A wide spectrum of factors ensures today’s print service providers must place more emphasis on color management than ever before. After all, now that audiences for their large-format work can get within inches of that output, IBM blue better be the right shade of blue, and Coke red the right shade of red.
Color management is crucial for brand identity colors like Kraft orange, said Jim Summers, president of Hingham, MA-based GMG Americas, a wholly-owned subsidiary of GMG GmbH & Co. KG, based in Tuebingen, Germany, which makes software for color management and has clients that include design and advertising agencies, publishers, and brand managers.
It’s also important to companies that have no well identified brand colors, because they still want color to be consistent. “You want to manage consistency of color, and even if you’re not matching between pieces, you want the color you’re printing today to match the one you did last year,” said Summers.
Other reasons for the greater acceptance of color management have a great deal to do with competitive pressures and a maturing market, said Dean Derhak, Salt Lake City, UT-based product director at ONYX Graphics.
ONYX has seen wide adoption of color management for two reasons, Derhak said. First, print buyers face higher color quality demands and second, shops recognize they can differentiate on the basis of their color quality.

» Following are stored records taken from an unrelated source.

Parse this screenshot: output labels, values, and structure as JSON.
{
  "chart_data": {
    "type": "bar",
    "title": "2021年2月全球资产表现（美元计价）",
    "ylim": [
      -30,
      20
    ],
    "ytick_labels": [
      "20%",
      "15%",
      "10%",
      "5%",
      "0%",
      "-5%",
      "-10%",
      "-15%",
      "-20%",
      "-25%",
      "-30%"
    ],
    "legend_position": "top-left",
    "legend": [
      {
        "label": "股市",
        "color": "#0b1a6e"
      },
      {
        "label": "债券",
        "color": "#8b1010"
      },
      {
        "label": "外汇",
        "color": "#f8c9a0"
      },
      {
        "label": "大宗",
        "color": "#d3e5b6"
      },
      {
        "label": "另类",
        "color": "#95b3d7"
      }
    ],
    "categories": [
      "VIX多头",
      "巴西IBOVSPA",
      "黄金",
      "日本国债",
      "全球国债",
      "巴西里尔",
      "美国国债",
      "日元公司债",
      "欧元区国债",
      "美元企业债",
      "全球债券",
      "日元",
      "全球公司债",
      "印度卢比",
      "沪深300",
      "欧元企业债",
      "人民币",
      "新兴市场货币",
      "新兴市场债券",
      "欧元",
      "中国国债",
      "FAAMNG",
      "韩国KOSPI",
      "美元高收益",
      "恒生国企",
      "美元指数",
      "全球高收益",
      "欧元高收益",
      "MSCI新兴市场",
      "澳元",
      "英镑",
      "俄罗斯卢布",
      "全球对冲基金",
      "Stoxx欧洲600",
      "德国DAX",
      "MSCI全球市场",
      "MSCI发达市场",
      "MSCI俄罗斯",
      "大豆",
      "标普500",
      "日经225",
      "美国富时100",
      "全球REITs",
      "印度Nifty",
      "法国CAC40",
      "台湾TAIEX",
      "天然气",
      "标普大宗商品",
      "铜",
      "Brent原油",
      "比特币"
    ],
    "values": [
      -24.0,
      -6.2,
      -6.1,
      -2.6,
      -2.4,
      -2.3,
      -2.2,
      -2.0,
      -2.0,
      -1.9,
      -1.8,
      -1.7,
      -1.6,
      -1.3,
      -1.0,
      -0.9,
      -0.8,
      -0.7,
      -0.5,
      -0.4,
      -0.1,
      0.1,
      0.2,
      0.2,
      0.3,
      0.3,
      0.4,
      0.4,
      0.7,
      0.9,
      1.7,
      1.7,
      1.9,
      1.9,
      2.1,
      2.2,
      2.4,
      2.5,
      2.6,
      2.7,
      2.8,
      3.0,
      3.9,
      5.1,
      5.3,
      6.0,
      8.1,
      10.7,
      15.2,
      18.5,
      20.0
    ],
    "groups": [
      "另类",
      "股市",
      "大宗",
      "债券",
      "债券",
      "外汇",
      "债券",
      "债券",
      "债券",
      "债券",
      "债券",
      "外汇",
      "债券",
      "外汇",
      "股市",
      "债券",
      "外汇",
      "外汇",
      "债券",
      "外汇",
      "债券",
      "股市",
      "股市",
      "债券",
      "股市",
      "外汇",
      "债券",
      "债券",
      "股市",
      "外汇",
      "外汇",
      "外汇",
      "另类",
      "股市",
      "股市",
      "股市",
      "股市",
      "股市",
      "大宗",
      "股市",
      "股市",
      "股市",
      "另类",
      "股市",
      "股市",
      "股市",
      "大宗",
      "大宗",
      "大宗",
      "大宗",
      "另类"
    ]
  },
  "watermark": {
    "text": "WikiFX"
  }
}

“We also see that color management has become easier for shops to implement, particularly with RIPs that have integrated color management systems,” he added. “It used to be that shops had to purchase third-party color management tools and then figure out how to work them into their RIP workflows. But the better RIPs today have integrated color management and easier color profiling, so the learning curve is much shorter.”
Jennifer Elliott, director of marketing and graphic arts for X-Rite/Pantone, the Tewksbury, MA-based company serving industries from graphic arts, retail paint, and automotive to photography, film, and entertainment, also sees burgeoning acceptance. Color management may still be in its infancy, she said, but it is growing because more information about the technology is accessible online and in print trade publications.

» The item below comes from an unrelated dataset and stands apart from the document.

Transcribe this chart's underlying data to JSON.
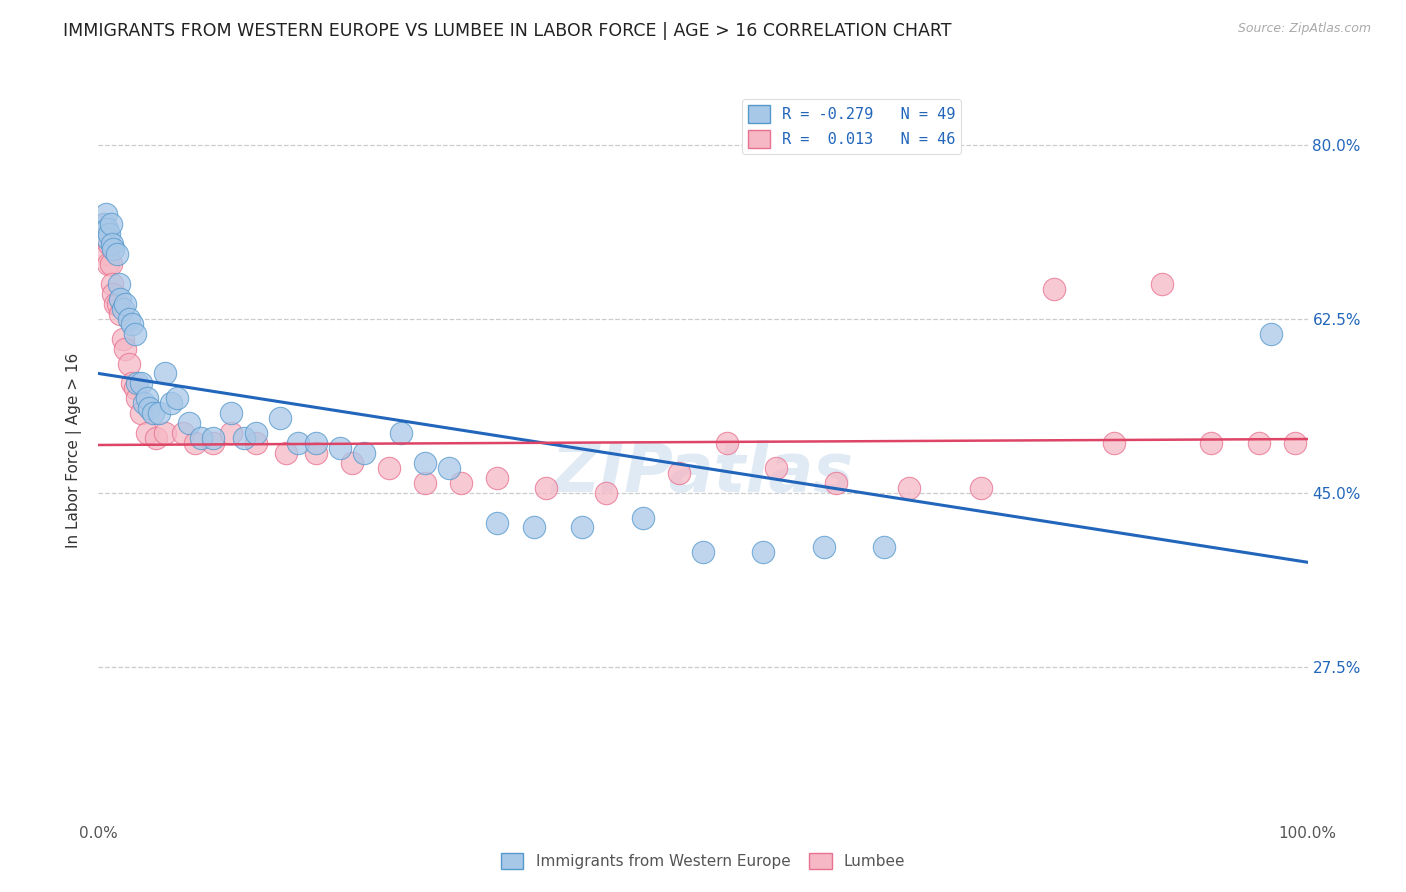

“And manufacturers are providing a lot more education,” she added. “It’s like all technology. If you think about what a personal computer was 20 years ago versus today, everything is easier, more accessible and affordable.”
Is color management widely accepted? Summers believes it is. In larger shops, populated by people who know the business and have been in it for a long time, there is an awareness and acceptance of color management, he said. These are typically shops with more than $3-4 million in annual sales and equipment that isn’t limited to one brand of printer. “They don’t just have a Mutoh, Mimaki, or HP, they have all of those and more,” Summers said. “The issue becomes much more apparent in such settings.”

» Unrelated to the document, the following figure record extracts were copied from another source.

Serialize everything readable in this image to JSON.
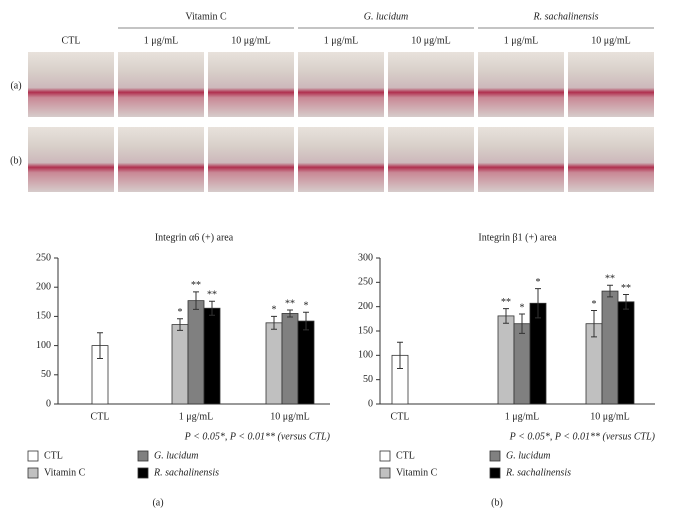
{
  "figure": {
    "groups": [
      "Vitamin C",
      "G. lucidum",
      "R. sachalinensis"
    ],
    "columns": [
      "CTL",
      "1 μg/mL",
      "10 μg/mL",
      "1 μg/mL",
      "10 μg/mL",
      "1 μg/mL",
      "10 μg/mL"
    ],
    "rows": [
      "(a)",
      "(b)"
    ]
  },
  "chart_data": [
    {
      "type": "bar",
      "title": "Integrin α6 (+) area",
      "panel": "(a)",
      "note": "P < 0.05*, P < 0.01** (versus CTL)",
      "categories": [
        "CTL",
        "1 μg/mL",
        "10 μg/mL"
      ],
      "ylim": [
        0,
        250
      ],
      "yticks": [
        0,
        50,
        100,
        150,
        200,
        250
      ],
      "series": [
        {
          "name": "CTL",
          "color": "#ffffff",
          "values": [
            100,
            null,
            null
          ],
          "errors": [
            22,
            null,
            null
          ],
          "stars": [
            null,
            null,
            null
          ]
        },
        {
          "name": "Vitamin C",
          "color": "#c0c0c0",
          "values": [
            null,
            136,
            139
          ],
          "errors": [
            null,
            10,
            11
          ],
          "stars": [
            null,
            "*",
            "*"
          ]
        },
        {
          "name": "G. lucidum",
          "color": "#808080",
          "values": [
            null,
            177,
            155
          ],
          "errors": [
            null,
            15,
            6
          ],
          "stars": [
            null,
            "**",
            "**"
          ]
        },
        {
          "name": "R. sachalinensis",
          "color": "#000000",
          "values": [
            null,
            164,
            142
          ],
          "errors": [
            null,
            12,
            15
          ],
          "stars": [
            null,
            "**",
            "*"
          ]
        }
      ]
    },
    {
      "type": "bar",
      "title": "Integrin β1 (+) area",
      "panel": "(b)",
      "note": "P < 0.05*, P < 0.01** (versus CTL)",
      "categories": [
        "CTL",
        "1 μg/mL",
        "10 μg/mL"
      ],
      "ylim": [
        0,
        300
      ],
      "yticks": [
        0,
        50,
        100,
        150,
        200,
        250,
        300
      ],
      "series": [
        {
          "name": "CTL",
          "color": "#ffffff",
          "values": [
            100,
            null,
            null
          ],
          "errors": [
            27,
            null,
            null
          ],
          "stars": [
            null,
            null,
            null
          ]
        },
        {
          "name": "Vitamin C",
          "color": "#c0c0c0",
          "values": [
            null,
            181,
            165
          ],
          "errors": [
            null,
            15,
            27
          ],
          "stars": [
            null,
            "**",
            "*"
          ]
        },
        {
          "name": "G. lucidum",
          "color": "#808080",
          "values": [
            null,
            165,
            232
          ],
          "errors": [
            null,
            20,
            12
          ],
          "stars": [
            null,
            "*",
            "**"
          ]
        },
        {
          "name": "R. sachalinensis",
          "color": "#000000",
          "values": [
            null,
            207,
            210
          ],
          "errors": [
            null,
            30,
            15
          ],
          "stars": [
            null,
            "*",
            "**"
          ]
        }
      ]
    }
  ]
}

Production Advances, Prepress Gains
Understanding color management begins with realizing today’s wide-format industry puts a greater level of technology at the command of print service providers. With a wider variety of printers and inks and a broader range of substrates available, more applications are possible. And the larger array of applications makes color management far more important, Elliott said.
“The business opportunities in wide-format are always growing,” Elliott said. “Color management has traditionally been very difficult in wide-format because of the scale [of the output]. It’s always been seen as difficult, complicated, and expensive—and that’s no longer the case.
“Customers now realize there are color issues critical to their success, and that wasn’t always true. Think of billboards; you look at them from 40 or 50 feet away. But now there are many more applications for wide-format to allow the user experience to get much closer to the output. There are applications for wide-format printing that allow for a much closer user experience, and that‘s making it absolutely essential for wide-format providers to manage color.”